# 1. Strings to Hashes

In [None]:
from spacy.lang.en import English

nlp = English()
doc = nlp("I have a cat")

cat_hash = nlp.vocab.strings['cat']
print(cat_hash)

cat_string = nlp.vocab.strings[cat_hash]
print(cat_string)

In [None]:
person_hash = nlp.vocab.strings['PERSON']
print(person_hash)

person_string = nlp.vocab.strings[person_hash]
print(person_string)

# 2. Creating a Doc

In [None]:
from spacy.lang.en import English
from spacy.tokens import Doc

nlp = English()

words = ['spaCy', 'is', 'cool', '!']
spaces = [True, True, False, False]

doc = Doc(nlp.vocab, words=words, spaces=spaces)
print(doc.text)

In [None]:
words = ['Go', ',', 'get', 'started', '!']
spaces = [False, True, True, False, False]

doc = Doc(nlp.vocab, words=words, spaces=spaces)
print(doc.text)

# 3. Docs, Spans, and entities from Scratch

In [None]:
from spacy.lang.en import English
from spacy.tokens import Doc, Span

nlp = English()

words = ['I', 'like', 'David', 'Bowie']
spaces = [True, True, True, False]

doc = Doc(nlp.vocab, words=words, spaces=spaces)
print(doc.text)

span = Span(doc, start=2, end=4, label='PERSON')
print(span.text, span.label_)

doc.ents = [span]

print([(ent.text, ent.label_) for ent in doc.ents])

In [None]:
import spacy

nlp = spacy.load("en_core_web_sm")
doc = nlp("Berlin looks like a nice city")

# Collect all proper nouns that are followed by a verb
for token in doc:
    if token.pos_ == "PROPN":
        if doc[token.i + 1].pos_ == "VERB":
            print("Found proper noun before a verb: ", token.text)

# 4. Inspecting Word Vectors

In [None]:
!python3 -m spacy download en_core_web_md

In [None]:
import en_core_web_md

nlp = en_core_web_md.load()

doc = nlp("Two bananas in pyjamas")

bananas_vector = doc[1].vector
print(bananas_vector)

# 5. Comparing Similarities

In [None]:
doc_1 = nlp("It's a warm summer day")
doc_2 = nlp("It's sunny outside")

similarity = doc_1.similarity(doc_2)
print(similarity)

In [None]:
doc = nlp("TV and Books")
token_1, token_2 = doc[0], doc[2]

similarity = token_1.similarity(token_2)
print(similarity)

In [None]:
doc = nlp("This was a great restaurant.

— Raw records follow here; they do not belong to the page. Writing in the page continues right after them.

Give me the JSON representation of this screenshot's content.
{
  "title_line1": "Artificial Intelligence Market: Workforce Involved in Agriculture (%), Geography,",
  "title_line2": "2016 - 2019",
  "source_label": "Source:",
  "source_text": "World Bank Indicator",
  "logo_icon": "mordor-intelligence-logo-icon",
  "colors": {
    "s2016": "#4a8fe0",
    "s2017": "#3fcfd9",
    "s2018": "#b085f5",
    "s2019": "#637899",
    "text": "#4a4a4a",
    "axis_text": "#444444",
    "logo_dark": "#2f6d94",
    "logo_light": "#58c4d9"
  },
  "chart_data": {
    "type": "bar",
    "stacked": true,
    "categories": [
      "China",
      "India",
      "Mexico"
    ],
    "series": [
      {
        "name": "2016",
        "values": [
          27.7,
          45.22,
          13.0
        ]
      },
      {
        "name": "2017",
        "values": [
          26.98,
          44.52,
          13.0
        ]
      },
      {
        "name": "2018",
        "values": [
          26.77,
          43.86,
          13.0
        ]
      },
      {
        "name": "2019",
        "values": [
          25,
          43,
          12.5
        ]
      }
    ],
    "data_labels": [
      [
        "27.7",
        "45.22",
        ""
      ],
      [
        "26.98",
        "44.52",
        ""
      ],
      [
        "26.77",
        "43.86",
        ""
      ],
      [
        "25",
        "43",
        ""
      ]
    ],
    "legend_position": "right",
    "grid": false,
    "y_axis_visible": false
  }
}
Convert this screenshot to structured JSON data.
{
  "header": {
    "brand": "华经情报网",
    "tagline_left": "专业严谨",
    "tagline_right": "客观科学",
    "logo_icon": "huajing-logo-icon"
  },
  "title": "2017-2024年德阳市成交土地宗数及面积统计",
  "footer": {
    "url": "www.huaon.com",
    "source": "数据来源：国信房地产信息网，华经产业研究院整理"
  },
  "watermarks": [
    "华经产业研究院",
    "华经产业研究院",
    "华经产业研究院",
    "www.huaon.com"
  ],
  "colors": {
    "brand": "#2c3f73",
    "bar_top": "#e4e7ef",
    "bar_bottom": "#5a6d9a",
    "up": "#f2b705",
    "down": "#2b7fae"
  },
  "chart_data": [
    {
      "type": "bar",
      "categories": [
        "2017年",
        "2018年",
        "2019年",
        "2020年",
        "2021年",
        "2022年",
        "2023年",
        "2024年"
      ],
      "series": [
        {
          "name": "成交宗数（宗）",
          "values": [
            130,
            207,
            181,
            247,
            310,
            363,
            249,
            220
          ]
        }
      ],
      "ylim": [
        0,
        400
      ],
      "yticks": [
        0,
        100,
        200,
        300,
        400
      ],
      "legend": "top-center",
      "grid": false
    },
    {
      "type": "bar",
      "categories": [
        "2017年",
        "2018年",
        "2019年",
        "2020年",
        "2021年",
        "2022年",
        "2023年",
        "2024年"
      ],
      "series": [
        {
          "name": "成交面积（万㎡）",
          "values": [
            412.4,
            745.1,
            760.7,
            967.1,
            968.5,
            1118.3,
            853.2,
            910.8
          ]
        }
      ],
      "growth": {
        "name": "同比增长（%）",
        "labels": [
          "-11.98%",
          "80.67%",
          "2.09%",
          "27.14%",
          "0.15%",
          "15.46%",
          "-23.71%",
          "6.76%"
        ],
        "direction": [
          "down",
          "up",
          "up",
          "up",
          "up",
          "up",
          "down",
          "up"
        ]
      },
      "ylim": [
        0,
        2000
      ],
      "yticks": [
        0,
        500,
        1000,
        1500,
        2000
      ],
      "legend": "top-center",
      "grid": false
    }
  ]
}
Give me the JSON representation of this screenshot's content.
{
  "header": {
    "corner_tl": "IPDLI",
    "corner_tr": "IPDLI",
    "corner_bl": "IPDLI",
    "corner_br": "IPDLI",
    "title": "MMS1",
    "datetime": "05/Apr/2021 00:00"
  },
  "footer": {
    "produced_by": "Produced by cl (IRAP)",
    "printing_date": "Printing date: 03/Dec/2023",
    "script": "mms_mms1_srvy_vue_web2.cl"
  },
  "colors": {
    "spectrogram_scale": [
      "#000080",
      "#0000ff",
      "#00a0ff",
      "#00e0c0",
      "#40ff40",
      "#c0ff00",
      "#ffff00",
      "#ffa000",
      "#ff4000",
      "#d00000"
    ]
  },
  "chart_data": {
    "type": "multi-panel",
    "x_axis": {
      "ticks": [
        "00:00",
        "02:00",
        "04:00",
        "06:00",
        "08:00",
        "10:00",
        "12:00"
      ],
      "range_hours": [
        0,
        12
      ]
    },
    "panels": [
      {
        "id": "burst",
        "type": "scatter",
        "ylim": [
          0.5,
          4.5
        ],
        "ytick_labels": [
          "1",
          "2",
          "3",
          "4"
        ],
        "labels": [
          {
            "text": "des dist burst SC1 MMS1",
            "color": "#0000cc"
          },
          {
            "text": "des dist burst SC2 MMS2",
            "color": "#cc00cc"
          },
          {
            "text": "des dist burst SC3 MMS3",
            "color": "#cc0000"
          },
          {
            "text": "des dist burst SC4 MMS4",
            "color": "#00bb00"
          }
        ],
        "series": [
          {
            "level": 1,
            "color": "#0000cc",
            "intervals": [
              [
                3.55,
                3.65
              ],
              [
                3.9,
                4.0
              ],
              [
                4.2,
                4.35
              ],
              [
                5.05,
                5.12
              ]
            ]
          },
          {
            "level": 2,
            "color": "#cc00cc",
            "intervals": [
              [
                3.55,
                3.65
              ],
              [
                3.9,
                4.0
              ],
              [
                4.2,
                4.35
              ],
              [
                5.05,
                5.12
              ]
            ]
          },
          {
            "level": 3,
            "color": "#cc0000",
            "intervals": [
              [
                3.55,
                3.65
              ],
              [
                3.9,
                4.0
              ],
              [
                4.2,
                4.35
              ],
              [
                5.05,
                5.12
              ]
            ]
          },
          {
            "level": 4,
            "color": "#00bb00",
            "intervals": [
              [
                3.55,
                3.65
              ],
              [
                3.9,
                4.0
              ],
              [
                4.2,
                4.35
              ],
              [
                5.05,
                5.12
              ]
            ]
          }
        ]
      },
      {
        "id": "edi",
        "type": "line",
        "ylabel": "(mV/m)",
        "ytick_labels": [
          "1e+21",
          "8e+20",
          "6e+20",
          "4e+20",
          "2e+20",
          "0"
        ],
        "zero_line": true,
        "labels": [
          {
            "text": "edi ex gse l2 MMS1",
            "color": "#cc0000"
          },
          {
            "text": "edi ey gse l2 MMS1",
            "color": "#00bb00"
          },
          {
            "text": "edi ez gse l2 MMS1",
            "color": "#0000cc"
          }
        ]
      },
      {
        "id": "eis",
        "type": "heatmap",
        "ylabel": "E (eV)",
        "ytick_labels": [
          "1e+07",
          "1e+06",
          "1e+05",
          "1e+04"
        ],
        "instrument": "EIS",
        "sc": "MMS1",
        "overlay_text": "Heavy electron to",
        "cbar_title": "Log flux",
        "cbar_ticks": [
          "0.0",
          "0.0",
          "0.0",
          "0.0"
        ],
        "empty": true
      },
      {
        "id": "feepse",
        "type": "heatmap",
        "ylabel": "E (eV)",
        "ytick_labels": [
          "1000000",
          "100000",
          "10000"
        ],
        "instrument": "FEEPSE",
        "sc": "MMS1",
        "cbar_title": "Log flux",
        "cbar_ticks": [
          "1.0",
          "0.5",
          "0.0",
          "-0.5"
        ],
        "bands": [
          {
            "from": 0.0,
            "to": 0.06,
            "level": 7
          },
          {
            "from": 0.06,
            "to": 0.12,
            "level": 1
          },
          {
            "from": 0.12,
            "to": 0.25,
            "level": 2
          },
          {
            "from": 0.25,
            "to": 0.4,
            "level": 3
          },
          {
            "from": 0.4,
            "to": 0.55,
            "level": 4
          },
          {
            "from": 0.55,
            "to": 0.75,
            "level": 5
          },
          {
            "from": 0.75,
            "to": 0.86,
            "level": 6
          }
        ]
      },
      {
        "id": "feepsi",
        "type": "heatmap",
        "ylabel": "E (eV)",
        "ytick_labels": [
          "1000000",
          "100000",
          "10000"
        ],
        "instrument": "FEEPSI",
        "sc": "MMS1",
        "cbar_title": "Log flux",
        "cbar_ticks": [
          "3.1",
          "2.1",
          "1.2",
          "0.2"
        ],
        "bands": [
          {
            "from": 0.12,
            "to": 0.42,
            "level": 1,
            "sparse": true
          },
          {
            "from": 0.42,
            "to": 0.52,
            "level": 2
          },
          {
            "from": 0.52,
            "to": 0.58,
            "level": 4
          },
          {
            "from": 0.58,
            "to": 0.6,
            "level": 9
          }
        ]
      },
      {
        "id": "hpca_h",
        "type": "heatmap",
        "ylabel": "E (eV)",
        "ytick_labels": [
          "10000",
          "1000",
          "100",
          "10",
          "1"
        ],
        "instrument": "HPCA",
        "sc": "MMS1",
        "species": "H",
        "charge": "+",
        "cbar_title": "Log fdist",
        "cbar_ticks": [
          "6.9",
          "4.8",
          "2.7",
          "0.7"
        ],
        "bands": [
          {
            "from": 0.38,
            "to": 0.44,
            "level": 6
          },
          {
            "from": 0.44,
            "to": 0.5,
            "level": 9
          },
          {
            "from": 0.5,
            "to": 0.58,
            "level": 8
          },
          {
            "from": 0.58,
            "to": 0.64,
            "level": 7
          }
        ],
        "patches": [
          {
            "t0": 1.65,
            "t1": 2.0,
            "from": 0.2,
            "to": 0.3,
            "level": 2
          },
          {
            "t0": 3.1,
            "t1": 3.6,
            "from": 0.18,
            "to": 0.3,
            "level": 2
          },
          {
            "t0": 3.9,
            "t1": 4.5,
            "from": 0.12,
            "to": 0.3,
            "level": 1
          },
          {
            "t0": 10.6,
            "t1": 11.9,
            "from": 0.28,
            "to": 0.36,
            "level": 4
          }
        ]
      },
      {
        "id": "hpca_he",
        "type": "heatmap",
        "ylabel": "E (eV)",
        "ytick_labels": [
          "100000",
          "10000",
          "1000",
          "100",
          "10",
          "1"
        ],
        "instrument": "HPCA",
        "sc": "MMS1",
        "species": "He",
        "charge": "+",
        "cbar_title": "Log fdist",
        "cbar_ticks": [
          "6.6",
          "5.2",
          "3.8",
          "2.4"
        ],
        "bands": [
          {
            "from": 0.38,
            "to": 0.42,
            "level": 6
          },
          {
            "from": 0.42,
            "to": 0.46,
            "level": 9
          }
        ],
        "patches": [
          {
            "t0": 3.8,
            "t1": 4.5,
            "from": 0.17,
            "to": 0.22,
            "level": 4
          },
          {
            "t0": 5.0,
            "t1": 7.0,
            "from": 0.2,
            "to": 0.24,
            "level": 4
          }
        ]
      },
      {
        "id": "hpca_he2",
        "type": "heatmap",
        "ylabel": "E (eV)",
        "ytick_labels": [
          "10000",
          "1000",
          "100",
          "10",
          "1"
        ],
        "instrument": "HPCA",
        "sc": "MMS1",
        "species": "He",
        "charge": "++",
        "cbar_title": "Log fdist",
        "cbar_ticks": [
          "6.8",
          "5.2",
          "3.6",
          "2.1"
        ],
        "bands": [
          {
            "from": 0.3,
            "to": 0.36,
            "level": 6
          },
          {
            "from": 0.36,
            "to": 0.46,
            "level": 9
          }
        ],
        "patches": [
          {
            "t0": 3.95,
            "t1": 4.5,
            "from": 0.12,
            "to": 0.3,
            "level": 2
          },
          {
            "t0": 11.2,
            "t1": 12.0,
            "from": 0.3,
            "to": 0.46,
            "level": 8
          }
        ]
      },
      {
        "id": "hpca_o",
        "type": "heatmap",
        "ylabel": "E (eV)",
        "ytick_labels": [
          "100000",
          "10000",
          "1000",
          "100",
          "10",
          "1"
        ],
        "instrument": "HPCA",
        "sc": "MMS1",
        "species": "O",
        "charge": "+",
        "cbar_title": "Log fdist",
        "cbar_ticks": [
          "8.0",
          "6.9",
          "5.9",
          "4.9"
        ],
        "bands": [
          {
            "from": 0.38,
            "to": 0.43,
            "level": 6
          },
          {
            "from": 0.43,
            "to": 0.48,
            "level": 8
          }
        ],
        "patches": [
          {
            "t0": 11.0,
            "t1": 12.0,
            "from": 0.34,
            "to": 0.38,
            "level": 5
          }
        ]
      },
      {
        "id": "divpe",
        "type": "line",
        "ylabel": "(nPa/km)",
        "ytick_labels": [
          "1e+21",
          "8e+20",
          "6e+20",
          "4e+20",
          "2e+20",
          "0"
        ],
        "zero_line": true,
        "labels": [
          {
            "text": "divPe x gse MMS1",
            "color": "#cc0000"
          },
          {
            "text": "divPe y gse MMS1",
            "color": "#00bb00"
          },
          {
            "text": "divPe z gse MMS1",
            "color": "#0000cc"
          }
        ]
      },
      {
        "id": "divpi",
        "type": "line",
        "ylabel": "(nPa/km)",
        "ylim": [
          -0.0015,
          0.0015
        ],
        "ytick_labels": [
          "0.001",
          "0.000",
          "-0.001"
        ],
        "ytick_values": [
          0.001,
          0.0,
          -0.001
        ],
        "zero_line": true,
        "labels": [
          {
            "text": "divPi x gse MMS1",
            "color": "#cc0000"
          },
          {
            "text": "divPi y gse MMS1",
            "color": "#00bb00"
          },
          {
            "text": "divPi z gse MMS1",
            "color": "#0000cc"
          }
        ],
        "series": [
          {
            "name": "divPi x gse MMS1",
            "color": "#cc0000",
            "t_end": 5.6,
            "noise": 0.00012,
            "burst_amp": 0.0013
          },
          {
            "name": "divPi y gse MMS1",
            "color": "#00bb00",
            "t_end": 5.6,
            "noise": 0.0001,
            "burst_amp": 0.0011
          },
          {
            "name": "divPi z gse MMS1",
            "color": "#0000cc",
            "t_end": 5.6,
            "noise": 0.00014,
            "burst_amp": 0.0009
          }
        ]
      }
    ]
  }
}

Afterwards, we went to a really nice bar.")

span_1 = doc[3:5]
span_2 = doc[12:15]

print(span_1)
print(span_2)

similarity = span_1.similarity(span_2)
print(similarity)

# 6. Debugging Patterns

In [None]:
import spacy
from spacy.matcher import Matcher

nlp = spacy.load("en_core_web_sm")
doc = nlp(
    "Twitch Prime, the perks program for Amazon Prime members offering free "
    "loot, games and other benefits, is ditching one of its best features: "
    "ad-free viewing. According to an email sent out to Amazon Prime members "
    "today, ad-free viewing will no longer be included as a part of Twitch "
    "Prime for new members, beginning on September 14. However, members with "
    "existing annual subscriptions will be able to continue to enjoy ad-free "
    "viewing until their subscription comes up for renewal. Those with "
    "monthly subscriptions will have access to ad-free viewing until October 15."
)

pattern_1 = [{"LOWER": "amazon"}, {"IS_TITLE": True, "POS": "PROPN"}]
pattern_2 = [{"LOWER": "ad"}, {"IS_PUNCT":True}, {"LOWER":"free"}, {"POS": "NOUN"}]

matcher = Matcher(nlp.vocab)
matcher.add("PATTERN_1", None, pattern_1)
matcher.add("PATTERN_2", None, pattern_2)

for match_id, start, end in matcher(doc):
    print(doc.vocab.strings[match_id], doc[start:end].text)